Many of our leading political forecasters seem to do best when looking in the rear view mirror – that is, predicting what’s going to happen based on what’s happened in the past. While FairVote uses such a methodology to predict nearly nine in ten congressional races two years before they happen in our Monopoly Politics reports, we build in a big cushion because conditions can change.
That’s how I read the folks suggesting that Democrats have a lock in the Electoral College. They suspect any Democrat who wins a majority of the popular vote is going to win the Electoral College, but the fact that Barack Obama would have won the Electoral College even while losing the popular vote by a percentage point in 2008 and 2012 (see our analyses before and after the 2012 election) does not mean that Democrats can preserve that advantage in 2016.
The partisan skew in U.S. House races is baked into the current winner-take-all, district system, with Republicans having an advantage in dozens of districts such that even if ten were to trend toward Democrats, Republicans would still have a big edge. But in the Electoral College, it would take just a single state like Colorado or Pennsylvania to shift from a slight Democratic lean to a Republican lean.

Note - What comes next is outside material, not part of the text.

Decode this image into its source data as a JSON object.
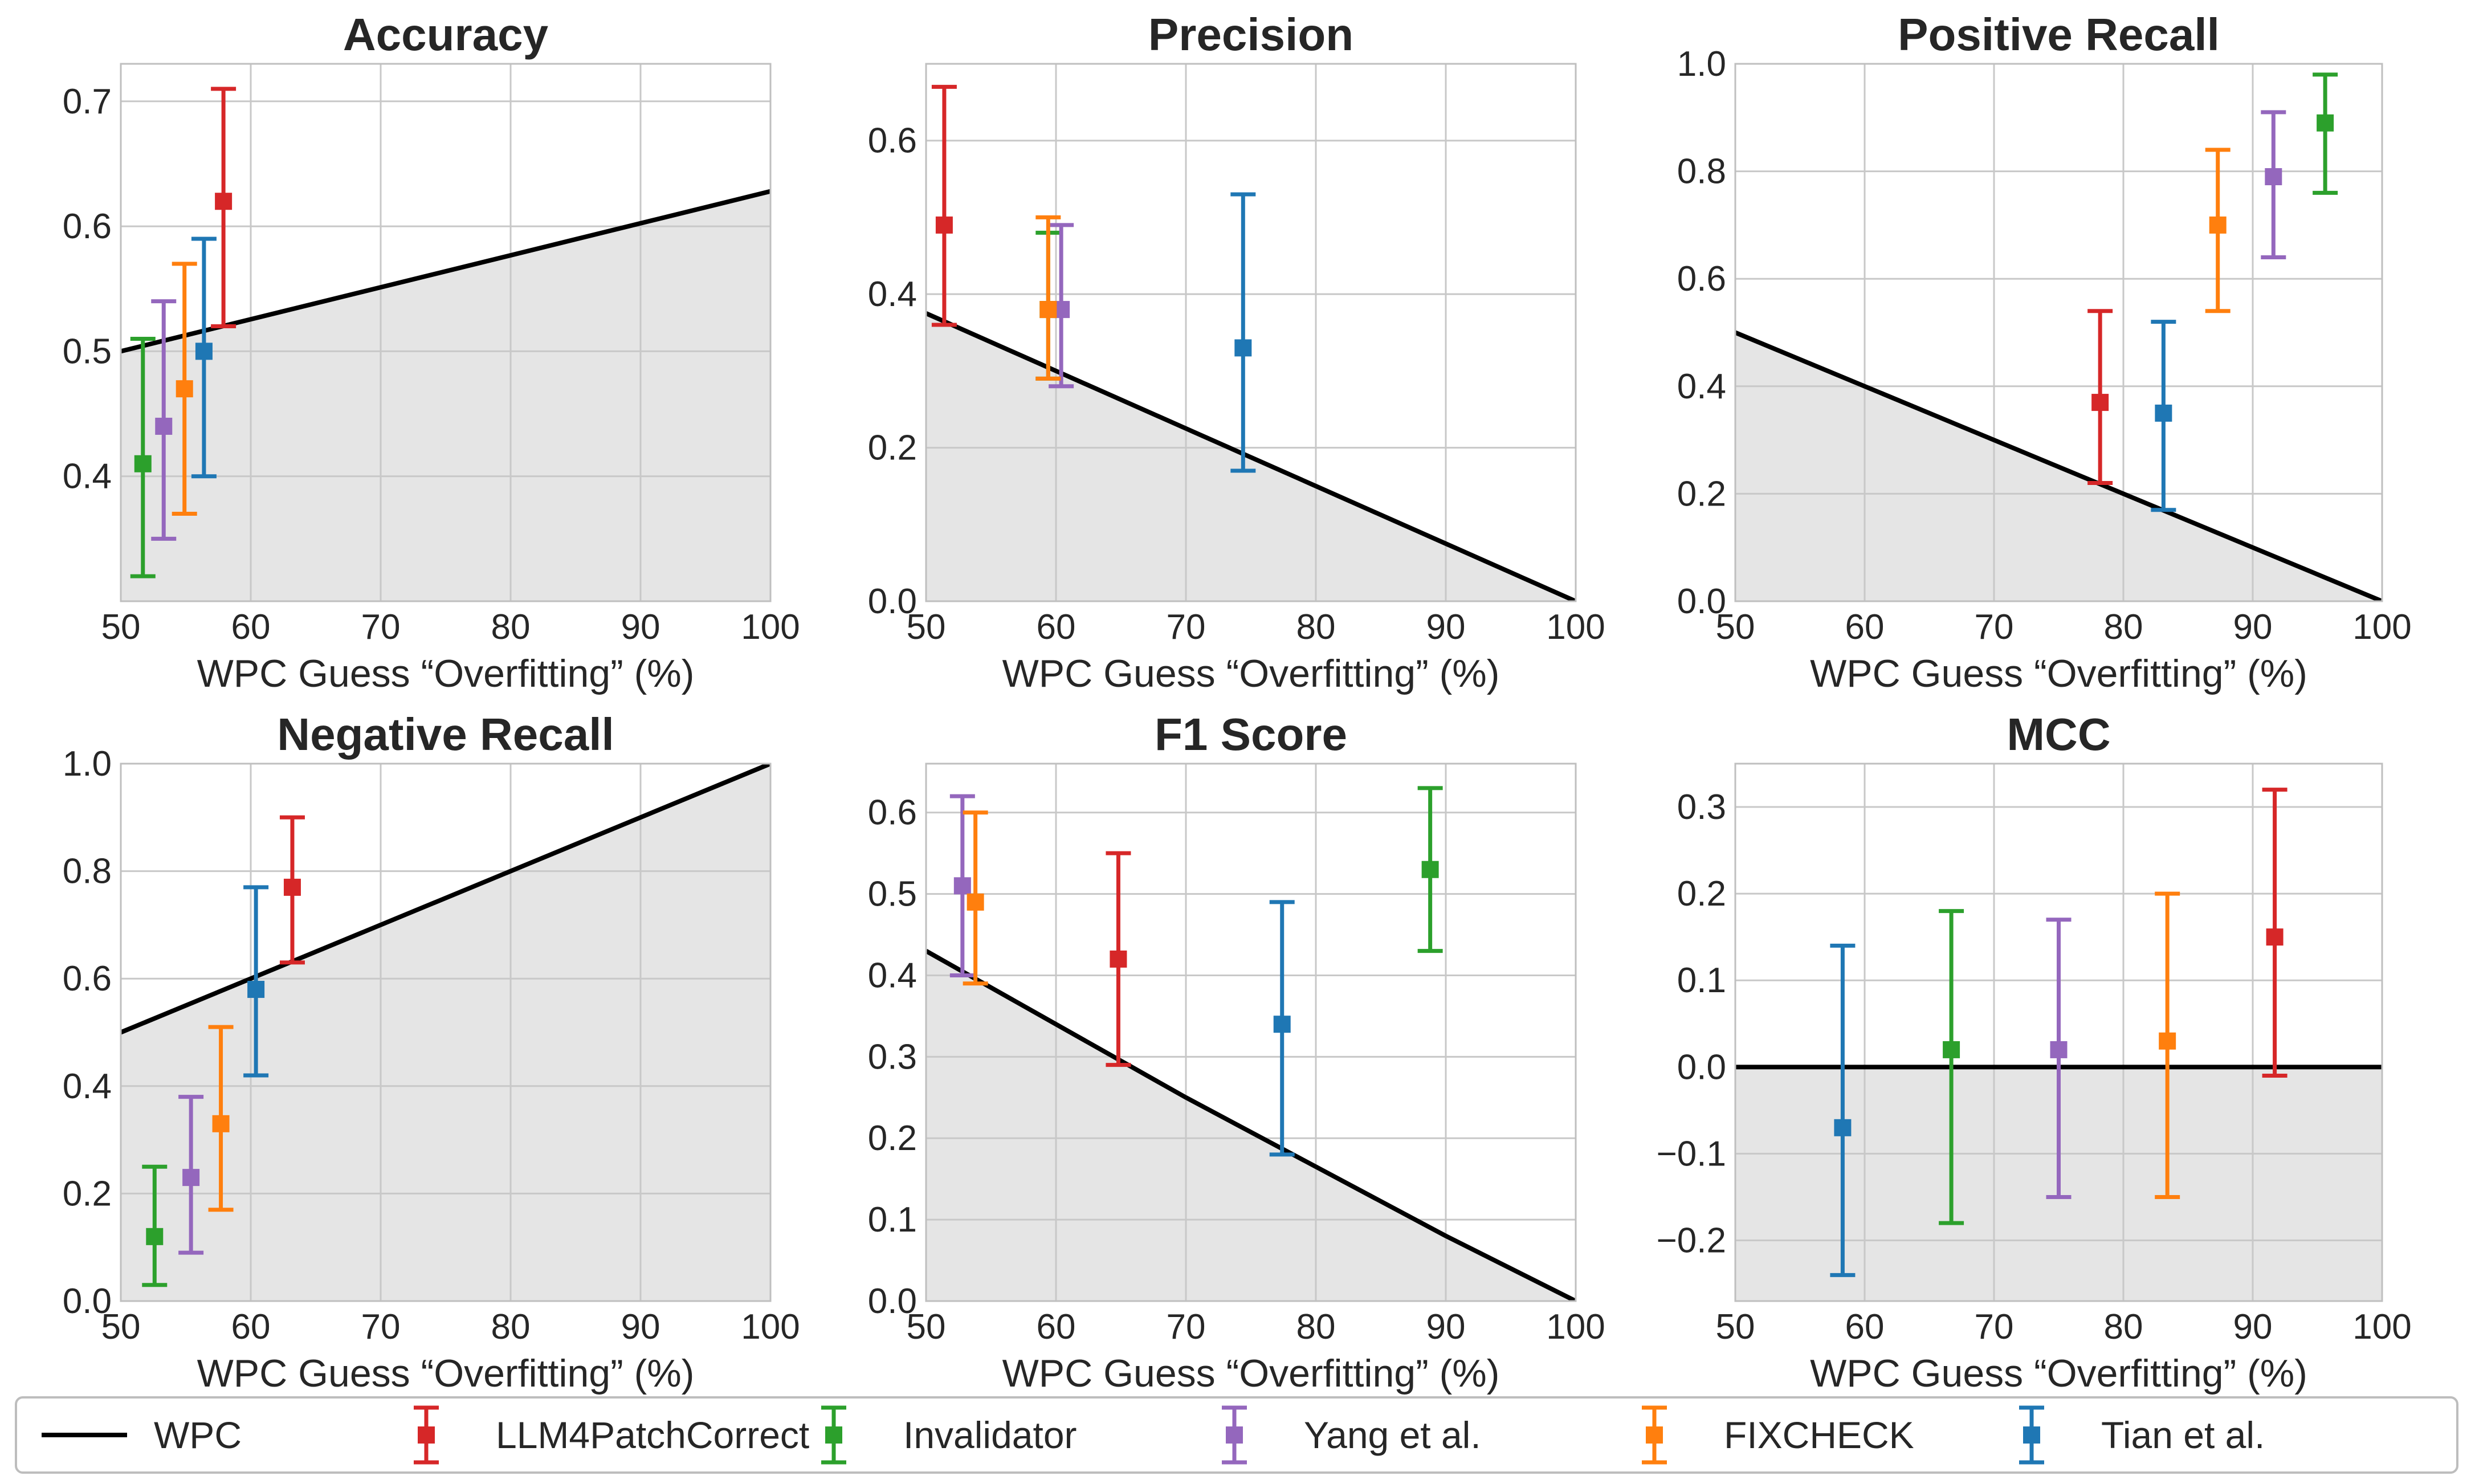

So next time you read something like this week’s pieces by Chris Cillizza in the Washington Post and Doug Sosnik in Politico (along with a more 2016-focused analysis by Louis Jacobson in Governing) suggesting any kind of blue wall, take it with a grain of salt. It may end up being true, it may not. The two sure things we know is that the Electoral College can easily skew the popular vote and that more than 35 states – more likely to be at least 40 – will be ignored in November due to our current system. Turns out there is a blue wall of safely Democratic states, but also a red wall of safely Republican states – and when it comes to healthy democracy, “safe” is not what you want for having accountable, representative governance.